Après que la Cour suprême a invalidé ses tarifs précédents, l'administration a imposé des tarifs temporaires de 150 jours - déjà jugés illégaux mais toujours en appel même après leur expiration fin juillet - et maintenant ces nouveaux tarifs à la suite d'une 'enquête' sur la prétendue incapacité d'autres pays à réprimer les abus du travail. Sans surprise, la Chine, longtemps soupçonnée de recourir au travail forcé, a été largement épargnée. Avec son contrôle sur les terres rares et les minéraux critiques, la Chine peut remettre Trump à sa place quand elle le veut. Quand un autre pays a les moyens et la volonté de riposter, Trump fait toujours marche arrière (TACO). Cette fois, il n'a même pas pris la peine de chercher querelle aux Chinois.

Si Trump se souciait vraiment du travail forcé, il s'en occuperait chez lui. Les États-Unis sont depuis longtemps un centre de travail forcé, grâce à une faille dans le 13e amendement : 'Ni l'esclavage ni la servitude involontaire, sauf comme punition pour un crime dont le coupable aura été dûment reconnu coupable, n'existeront aux États-Unis.' Ce langage a été tristement utilisé dans le Sud de l'ère Jim Crow pour défendre les chaînes de forçats, et il est encore abusé dans une grande partie des États-Unis, avec moins d'un quart des États interdisant le travail forcé. Les États-Unis n'ont que 5% de la population mondiale mais un quart de ses prisonniers. Selon une étude approfondie de Michael Poyker, près de 1,4 million de prisonniers américains étaient employés en 2005, avec environ 600 000 travaillant dans la fabrication - 4,2% de la main-d'œuvre manufacturière totale de l'époque. (Pour un aperçu, regardez le documentaire d'Ava DuVernay de 2016, 13th.)

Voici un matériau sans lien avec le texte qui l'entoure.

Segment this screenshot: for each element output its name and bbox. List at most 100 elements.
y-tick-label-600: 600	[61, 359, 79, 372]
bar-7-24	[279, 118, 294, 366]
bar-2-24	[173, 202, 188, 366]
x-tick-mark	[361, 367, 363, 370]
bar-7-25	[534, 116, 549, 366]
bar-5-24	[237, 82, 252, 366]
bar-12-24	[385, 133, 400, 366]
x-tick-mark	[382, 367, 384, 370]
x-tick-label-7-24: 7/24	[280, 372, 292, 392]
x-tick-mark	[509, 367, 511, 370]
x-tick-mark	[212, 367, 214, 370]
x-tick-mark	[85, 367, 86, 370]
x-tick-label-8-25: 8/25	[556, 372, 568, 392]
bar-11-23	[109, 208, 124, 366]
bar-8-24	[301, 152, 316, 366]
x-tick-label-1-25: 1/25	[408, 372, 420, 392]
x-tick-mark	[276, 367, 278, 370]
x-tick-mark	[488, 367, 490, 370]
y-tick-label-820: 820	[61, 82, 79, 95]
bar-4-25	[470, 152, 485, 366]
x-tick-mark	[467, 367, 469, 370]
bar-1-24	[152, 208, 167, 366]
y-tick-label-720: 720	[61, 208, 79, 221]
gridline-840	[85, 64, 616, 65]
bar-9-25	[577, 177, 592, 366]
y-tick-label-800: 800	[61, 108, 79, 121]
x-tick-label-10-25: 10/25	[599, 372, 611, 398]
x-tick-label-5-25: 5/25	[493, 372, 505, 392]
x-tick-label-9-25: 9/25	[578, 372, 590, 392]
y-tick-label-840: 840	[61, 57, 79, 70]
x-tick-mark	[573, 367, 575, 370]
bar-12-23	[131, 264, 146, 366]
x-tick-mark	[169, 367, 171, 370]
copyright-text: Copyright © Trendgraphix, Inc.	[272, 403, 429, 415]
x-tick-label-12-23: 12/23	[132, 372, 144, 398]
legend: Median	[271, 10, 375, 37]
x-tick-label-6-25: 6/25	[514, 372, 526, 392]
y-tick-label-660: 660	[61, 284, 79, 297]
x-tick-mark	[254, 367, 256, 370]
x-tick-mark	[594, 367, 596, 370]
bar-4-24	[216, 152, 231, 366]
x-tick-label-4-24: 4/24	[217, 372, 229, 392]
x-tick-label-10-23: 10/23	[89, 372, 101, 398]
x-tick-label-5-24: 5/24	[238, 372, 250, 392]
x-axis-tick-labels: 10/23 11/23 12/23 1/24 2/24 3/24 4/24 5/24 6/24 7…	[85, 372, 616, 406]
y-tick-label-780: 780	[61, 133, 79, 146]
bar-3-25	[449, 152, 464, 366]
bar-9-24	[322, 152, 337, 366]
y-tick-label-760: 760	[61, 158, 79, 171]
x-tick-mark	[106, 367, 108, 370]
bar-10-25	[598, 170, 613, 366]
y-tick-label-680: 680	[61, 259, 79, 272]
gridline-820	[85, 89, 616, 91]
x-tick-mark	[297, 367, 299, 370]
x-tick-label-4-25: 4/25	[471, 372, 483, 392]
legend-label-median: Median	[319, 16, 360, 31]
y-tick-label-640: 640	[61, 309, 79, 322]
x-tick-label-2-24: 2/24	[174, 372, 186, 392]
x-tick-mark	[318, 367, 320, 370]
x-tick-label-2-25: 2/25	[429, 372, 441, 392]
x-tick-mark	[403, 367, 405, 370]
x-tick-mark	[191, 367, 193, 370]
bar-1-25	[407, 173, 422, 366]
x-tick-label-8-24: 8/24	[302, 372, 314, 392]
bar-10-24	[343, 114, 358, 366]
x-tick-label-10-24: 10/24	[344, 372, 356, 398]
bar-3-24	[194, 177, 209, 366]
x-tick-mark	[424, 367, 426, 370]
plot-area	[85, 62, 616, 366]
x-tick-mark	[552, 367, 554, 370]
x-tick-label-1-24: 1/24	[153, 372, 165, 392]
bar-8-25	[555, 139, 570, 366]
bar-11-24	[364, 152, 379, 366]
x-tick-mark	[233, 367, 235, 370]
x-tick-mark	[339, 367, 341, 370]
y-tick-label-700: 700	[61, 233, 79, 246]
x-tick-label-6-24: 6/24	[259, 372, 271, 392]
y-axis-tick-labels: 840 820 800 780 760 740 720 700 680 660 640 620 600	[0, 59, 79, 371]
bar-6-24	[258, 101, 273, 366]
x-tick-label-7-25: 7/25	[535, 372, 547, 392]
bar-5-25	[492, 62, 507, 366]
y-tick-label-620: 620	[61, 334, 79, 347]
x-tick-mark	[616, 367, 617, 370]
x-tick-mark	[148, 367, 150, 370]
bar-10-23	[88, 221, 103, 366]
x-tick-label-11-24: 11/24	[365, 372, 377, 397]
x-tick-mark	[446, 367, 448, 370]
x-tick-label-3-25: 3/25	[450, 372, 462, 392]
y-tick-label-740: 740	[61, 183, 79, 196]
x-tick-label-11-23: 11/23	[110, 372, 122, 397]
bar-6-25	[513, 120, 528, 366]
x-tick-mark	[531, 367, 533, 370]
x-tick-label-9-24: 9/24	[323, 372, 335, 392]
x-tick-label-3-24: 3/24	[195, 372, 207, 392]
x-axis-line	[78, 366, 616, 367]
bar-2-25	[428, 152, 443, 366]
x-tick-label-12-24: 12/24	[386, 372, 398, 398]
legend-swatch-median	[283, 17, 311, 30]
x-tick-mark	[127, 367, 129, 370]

Quand Trump a imposé des tarifs au monde l'année dernière, il les a appelés 'réciproques'. Dans ce contexte, la réciprocité exigerait des tarifs élevés sur les produits des États américains qui exploitent encore le travail carcéral.

Les nouveaux tarifs contre l'UE sont particulièrement difficiles à justifier. Une loi de l'UE de 2024 (la directive sur le devoir de vigilance des entreprises en matière de durabilité) interdit déjà l'importation de biens produits avec du travail forcé, y compris ceux des sous-traitants. Dans une autre perle d'hypocrisie, le secrétaire au Commerce américain Howard Lutnick a précédemment affirmé que cette loi imposait des 'charges négatives inutiles' aux entreprises américaines, incitant les États-Unis à envisager 'tous les outils commerciaux concevables'.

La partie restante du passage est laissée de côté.